どちらも効果はほぼ同じですが、エキス剤はインスタントコーヒー、煎じ薬はドリップコーヒーに例えられます。 香りや味、飲みやすさなど、好みやライフスタイルを考慮し、担当医と相談のうえ、剤形を選択するとよいでしょう。
■漢方薬の副作用
漢方薬の副作用は、西洋薬に比べて、全体的に少ないといえます。しかし、漢方薬も薬の一種なので、副作用がないわけではありません。
例えば、葛根湯に含まれる甘草という生薬には、むくみや血圧上昇、低カリウム血症などの副作用「偽アルドステロン症」が見られることがあり、
そのまま服用し続けると、心臓に重大な悪影響を及ぼす恐れもあります。
そのほかの漢方薬でも、まれに肝機能障害や間質性肺炎などの副作用があることが報告されています。
漢方薬は市販もされていますが、できれば医療機関で処方してもらい、副作用も含めて、その後の経過をきちんと診てもらうことが望まれます。
■漢方治療を希望する場合
漢方薬を使いたい場合、持病があって医療機関を受診していれば、まずは担当医に相談するとよいでしょう。

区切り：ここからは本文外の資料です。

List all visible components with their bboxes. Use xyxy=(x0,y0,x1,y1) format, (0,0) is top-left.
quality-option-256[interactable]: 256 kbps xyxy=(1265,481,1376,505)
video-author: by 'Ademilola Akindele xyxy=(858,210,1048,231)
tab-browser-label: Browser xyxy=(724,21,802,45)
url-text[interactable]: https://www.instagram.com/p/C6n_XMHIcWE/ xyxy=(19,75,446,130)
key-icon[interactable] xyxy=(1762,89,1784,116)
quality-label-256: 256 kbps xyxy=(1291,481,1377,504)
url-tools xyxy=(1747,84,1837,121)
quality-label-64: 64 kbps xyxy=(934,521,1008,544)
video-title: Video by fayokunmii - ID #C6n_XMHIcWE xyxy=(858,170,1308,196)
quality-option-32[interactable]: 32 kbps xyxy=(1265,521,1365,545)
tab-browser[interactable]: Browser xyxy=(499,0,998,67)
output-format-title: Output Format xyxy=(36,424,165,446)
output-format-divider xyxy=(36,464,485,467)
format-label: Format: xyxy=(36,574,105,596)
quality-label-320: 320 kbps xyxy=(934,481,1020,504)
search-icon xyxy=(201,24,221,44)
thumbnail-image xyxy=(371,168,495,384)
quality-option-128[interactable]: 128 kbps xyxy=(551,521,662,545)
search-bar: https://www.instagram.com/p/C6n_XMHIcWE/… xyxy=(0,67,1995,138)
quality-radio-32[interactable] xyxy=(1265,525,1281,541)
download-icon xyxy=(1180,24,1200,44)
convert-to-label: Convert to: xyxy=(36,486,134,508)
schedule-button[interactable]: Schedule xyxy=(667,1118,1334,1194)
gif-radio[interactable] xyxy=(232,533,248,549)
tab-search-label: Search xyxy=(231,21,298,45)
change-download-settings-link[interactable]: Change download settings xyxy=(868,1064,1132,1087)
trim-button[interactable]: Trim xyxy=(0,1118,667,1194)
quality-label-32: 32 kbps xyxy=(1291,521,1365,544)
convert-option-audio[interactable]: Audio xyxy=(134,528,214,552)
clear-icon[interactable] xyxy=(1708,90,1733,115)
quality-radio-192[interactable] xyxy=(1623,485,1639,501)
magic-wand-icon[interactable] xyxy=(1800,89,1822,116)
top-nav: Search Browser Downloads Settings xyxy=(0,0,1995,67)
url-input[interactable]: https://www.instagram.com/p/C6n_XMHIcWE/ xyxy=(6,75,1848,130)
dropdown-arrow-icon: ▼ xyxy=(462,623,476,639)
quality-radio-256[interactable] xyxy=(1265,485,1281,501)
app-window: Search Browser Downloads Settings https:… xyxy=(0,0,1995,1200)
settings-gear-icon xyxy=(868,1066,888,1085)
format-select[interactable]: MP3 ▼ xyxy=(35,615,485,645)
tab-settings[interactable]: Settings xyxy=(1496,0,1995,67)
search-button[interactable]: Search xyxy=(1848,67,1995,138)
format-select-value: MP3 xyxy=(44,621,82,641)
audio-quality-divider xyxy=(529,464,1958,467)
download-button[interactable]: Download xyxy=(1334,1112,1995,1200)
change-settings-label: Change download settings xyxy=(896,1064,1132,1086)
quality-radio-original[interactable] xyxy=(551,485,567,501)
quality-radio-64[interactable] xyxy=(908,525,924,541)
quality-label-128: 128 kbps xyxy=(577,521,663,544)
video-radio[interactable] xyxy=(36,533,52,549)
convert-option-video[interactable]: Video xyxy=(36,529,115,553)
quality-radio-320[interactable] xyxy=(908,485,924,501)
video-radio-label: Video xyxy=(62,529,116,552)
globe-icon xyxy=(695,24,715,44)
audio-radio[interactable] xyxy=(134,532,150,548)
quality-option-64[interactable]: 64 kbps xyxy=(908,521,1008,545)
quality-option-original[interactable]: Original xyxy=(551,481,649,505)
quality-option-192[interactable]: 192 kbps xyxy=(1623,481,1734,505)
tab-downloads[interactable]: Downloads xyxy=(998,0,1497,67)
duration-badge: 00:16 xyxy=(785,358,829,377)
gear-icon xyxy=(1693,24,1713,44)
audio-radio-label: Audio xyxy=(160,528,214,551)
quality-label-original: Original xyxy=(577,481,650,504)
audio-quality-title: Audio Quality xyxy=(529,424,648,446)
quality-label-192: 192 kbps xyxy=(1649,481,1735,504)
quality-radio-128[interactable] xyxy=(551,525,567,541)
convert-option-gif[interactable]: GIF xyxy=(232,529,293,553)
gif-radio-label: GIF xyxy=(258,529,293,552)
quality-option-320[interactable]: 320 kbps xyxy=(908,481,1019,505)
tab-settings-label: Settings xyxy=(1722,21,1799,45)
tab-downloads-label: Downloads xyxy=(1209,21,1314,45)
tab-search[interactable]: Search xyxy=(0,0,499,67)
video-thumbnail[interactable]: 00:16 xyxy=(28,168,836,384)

担当医自身が漢方に詳しくなくても、漢方専門医を紹介してくれる場合もあります。
担当医がいないなどの場合には、日本東洋医学会のホームページを利用し、漢方専門医を探すのも一つの方法でしょう。
現在、約150種類の漢方処方に健康保険が適用されています。ただし、自費診療の医療機関もあるので、
受診する前に問い合わせるなどの確認をしておいたほうがよいでしょう。